Imposer à des personnes « potentiellement dangereuses » des mesures répressives en dehors du cadre de toute procédure pénale : voilà ce que veut la loi fédérale sur les mesures policières de lutte contre le terrorisme (MPT). De telles mesures porteraient gravement atteinte aux droits des personnes concernées, parmi lesquelles on pourrait d’ailleurs voir un jour aussi apparaître des syndicalistes dérangeants ou des militant-e-s pour le climat qui sortent des clous. Ces mesures sont un péril pour les principes de base de l’État de droit. Voilà pourquoi l’USS rejette la loi et soutient le référendum.
Le problème de cette loi, c’est que les termes clé sont définis de manière tellement large et vague qu’ils en deviennent dangereux en eux-mêmes : ce ne seraient pas seulement des terroristes (« potentiels ») qui se retrouveraient dans le collimateur de policiers zélés, mais peut-être un jour aussi des personnes engagées et pacifiques, comme des syndicalistes.
- Avec cette nouvelle définition de l’« activité terroriste », toute tentative d’influencer ou de transformer l’ordre public pourraient tomber sous le coup de la loi si elle se fait ou est encouragée – aux yeux de la police – par la « propagation de la crainte ». On veut donc fonder l’application de mesures répressives sur de pures suppositions.
- La simple estimation qu’une personne « propage la crainte » suffirait. Une telle définition de l’activité terroriste est beaucoup trop vague et peut facilement mener à des abus, puisqu’elle est extrêmement subjective.
- La loi autorise une conception très extensive de la notion de « dangerosité », qui pourrait à l’avenir s’appliquer aussi à des citoyen-ne-s irréprochables. Parler de la dangerosité d’une personne ou de son comportement futur relève toujours de la spéculation. Et celle-ci sera toujours liée à des convictions. Il y a donc un risque élevé que ce soient les orientations politiques des autorités judiciaires qui déterminent qui sera considéré comme « potentiellement dangereux ». Mais aussi, que les mesures soient appliquées de manière discriminatoire et qu’elles limitent ainsi le droit à la liberté d’expression ou à la lutte syndicale
Cerise sur le gâteau : la loi soumise à la votation prévoit que presque toutes les mesures (surveillance, obligation de se présenter et interdictions de contacts) peuvent être ordonnées par la police fédérale (fedpol) et non par un tribunal. Seule l’interdiction de quitter un périmètre doit être prononcée par la justice. Quant à l’examen a postériori par le Tribunal administratif fédéral, son efficacité risque bien d’être faible.

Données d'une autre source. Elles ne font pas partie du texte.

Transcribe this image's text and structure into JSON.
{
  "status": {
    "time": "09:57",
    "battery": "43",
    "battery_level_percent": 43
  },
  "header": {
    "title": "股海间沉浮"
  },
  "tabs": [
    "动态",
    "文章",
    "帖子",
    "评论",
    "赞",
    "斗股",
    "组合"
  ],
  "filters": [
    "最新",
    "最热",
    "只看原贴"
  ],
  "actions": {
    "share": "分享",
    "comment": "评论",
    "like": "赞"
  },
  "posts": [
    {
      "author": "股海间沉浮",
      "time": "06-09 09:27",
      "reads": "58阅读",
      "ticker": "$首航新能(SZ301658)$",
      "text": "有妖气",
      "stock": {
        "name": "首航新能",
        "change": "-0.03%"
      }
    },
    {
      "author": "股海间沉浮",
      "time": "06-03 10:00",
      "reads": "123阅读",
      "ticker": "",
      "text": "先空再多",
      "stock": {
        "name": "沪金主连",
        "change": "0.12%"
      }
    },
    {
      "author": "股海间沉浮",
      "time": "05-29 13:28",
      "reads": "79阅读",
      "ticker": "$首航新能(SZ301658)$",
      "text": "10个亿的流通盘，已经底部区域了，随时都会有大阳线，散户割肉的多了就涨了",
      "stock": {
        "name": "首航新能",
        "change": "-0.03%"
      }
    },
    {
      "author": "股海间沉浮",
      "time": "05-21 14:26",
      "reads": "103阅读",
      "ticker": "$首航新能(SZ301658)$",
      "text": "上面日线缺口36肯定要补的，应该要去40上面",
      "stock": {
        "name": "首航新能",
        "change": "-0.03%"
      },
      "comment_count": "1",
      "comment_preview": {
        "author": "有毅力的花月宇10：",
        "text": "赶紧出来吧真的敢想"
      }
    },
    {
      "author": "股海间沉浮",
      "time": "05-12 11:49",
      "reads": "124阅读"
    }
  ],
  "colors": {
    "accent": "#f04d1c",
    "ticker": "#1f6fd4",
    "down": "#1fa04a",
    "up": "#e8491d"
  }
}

L’interdiction quitter un périmètre n’est rien d’autre qu’une assignation à résidence. Elle permet d’enfermer quelqu’un chez lui jusqu’à neuf mois, sans preuve et sur la base de simples soupçons (!). Seule la vague supposition que cette personne pourrait être « dangereuse » suffit. Cette mesure pourrait toucher de nombreuses personnes, engagées politiquement, qui n’ont rien à voir avec le terrorisme. Et pourquoi pas aussi des syndicalistes dans le cadre d’une lutte collective.

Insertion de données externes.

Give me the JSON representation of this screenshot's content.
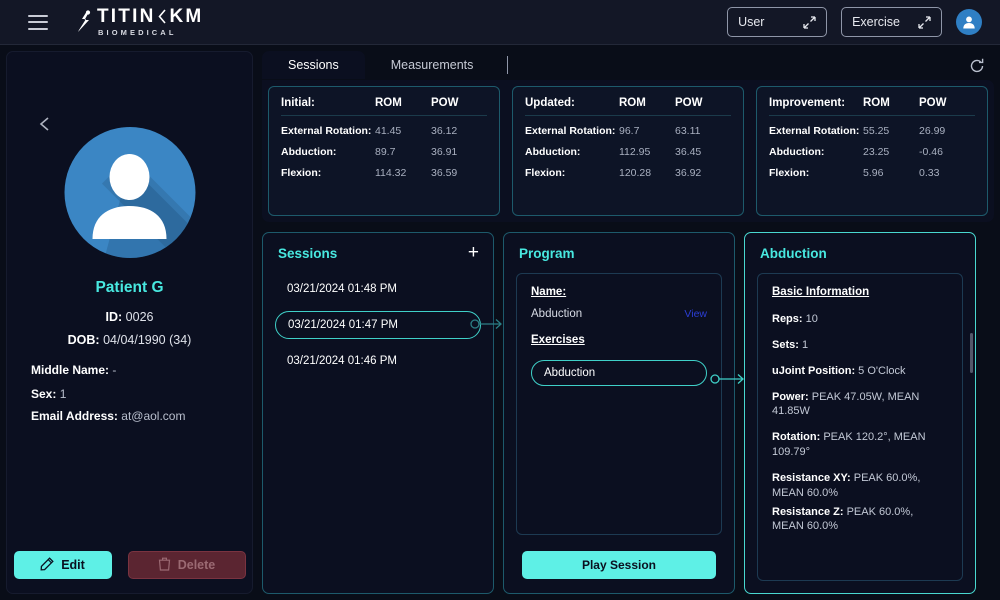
{
  "header": {
    "menu_icon": "hamburger-icon",
    "logo_main": "TITIN",
    "logo_km": "KM",
    "logo_sub": "BIOMEDICAL",
    "user_button": "User",
    "exercise_button": "Exercise",
    "avatar_icon": "user-avatar-icon"
  },
  "sidebar": {
    "back_icon": "back-arrow-icon",
    "avatar_icon": "patient-avatar-icon",
    "patient_name": "Patient G",
    "id_label": "ID:",
    "id_value": "0026",
    "dob_label": "DOB:",
    "dob_value": "04/04/1990 (34)",
    "middle_name_label": "Middle Name:",
    "middle_name_value": "-",
    "sex_label": "Sex:",
    "sex_value": "1",
    "email_label": "Email Address:",
    "email_value": "at@aol.com",
    "edit_button": "Edit",
    "delete_button": "Delete"
  },
  "tabs": [
    {
      "label": "Sessions",
      "active": true
    },
    {
      "label": "Measurements",
      "active": false
    }
  ],
  "refresh_icon": "refresh-icon",
  "metrics": {
    "columns": [
      "ROM",
      "POW"
    ],
    "cards": [
      {
        "title": "Initial:",
        "rows": [
          {
            "label": "External Rotation:",
            "rom": "41.45",
            "pow": "36.12"
          },
          {
            "label": "Abduction:",
            "rom": "89.7",
            "pow": "36.91"
          },
          {
            "label": "Flexion:",
            "rom": "114.32",
            "pow": "36.59"
          }
        ]
      },
      {
        "title": "Updated:",
        "rows": [
          {
            "label": "External Rotation:",
            "rom": "96.7",
            "pow": "63.11"
          },
          {
            "label": "Abduction:",
            "rom": "112.95",
            "pow": "36.45"
          },
          {
            "label": "Flexion:",
            "rom": "120.28",
            "pow": "36.92"
          }
        ]
      },
      {
        "title": "Improvement:",
        "rows": [
          {
            "label": "External Rotation:",
            "rom": "55.25",
            "pow": "26.99"
          },
          {
            "label": "Abduction:",
            "rom": "23.25",
            "pow": "-0.46"
          },
          {
            "label": "Flexion:",
            "rom": "5.96",
            "pow": "0.33"
          }
        ]
      }
    ]
  },
  "sessions_panel": {
    "title": "Sessions",
    "add_icon": "plus-icon",
    "items": [
      {
        "label": "03/21/2024 01:48 PM",
        "selected": false
      },
      {
        "label": "03/21/2024 01:47 PM",
        "selected": true
      },
      {
        "label": "03/21/2024 01:46 PM",
        "selected": false
      }
    ]
  },
  "program_panel": {
    "title": "Program",
    "name_label": "Name:",
    "name_value": "Abduction",
    "view_link": "View",
    "exercises_label": "Exercises",
    "exercise_item": "Abduction",
    "play_button": "Play Session"
  },
  "detail_panel": {
    "title": "Abduction",
    "info_title": "Basic Information",
    "rows": [
      {
        "label": "Reps:",
        "value": "10"
      },
      {
        "label": "Sets:",
        "value": "1"
      },
      {
        "label": "uJoint Position:",
        "value": "5 O'Clock"
      },
      {
        "label": "Power:",
        "value": "PEAK 47.05W, MEAN 41.85W"
      },
      {
        "label": "Rotation:",
        "value": "PEAK 120.2°, MEAN 109.79°"
      },
      {
        "label": "Resistance XY:",
        "value": "PEAK 60.0%, MEAN 60.0%"
      },
      {
        "label": "Resistance Z:",
        "value": "PEAK 60.0%, MEAN 60.0%"
      }
    ]
  },
  "colors": {
    "accent_cyan": "#5ef0e6",
    "panel_border": "#1d5a6b",
    "background": "#090d18",
    "panel_bg": "#0b0f20",
    "avatar_blue": "#3b86c4",
    "delete_red": "#5b2531",
    "link_blue": "#2b3ed6"
  }
}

Conclusion : pour l’USS, cette loi est incompatible avec les droits fondamentaux. Elle est donc indéfendable dans un État de droit. Nous recommandons de rejeter la loi fédérale sur les mesures policières de lutte contre le terrorisme (MPT), car si elle était acceptée, elle permettrait de s’en prendre à toute personne qui dérange un peu trop : syndicalistes, personnalités politiques, journalistes, mais aussi à des personnes qui critiquent l’État ou à certains militant-e-s pour le climat.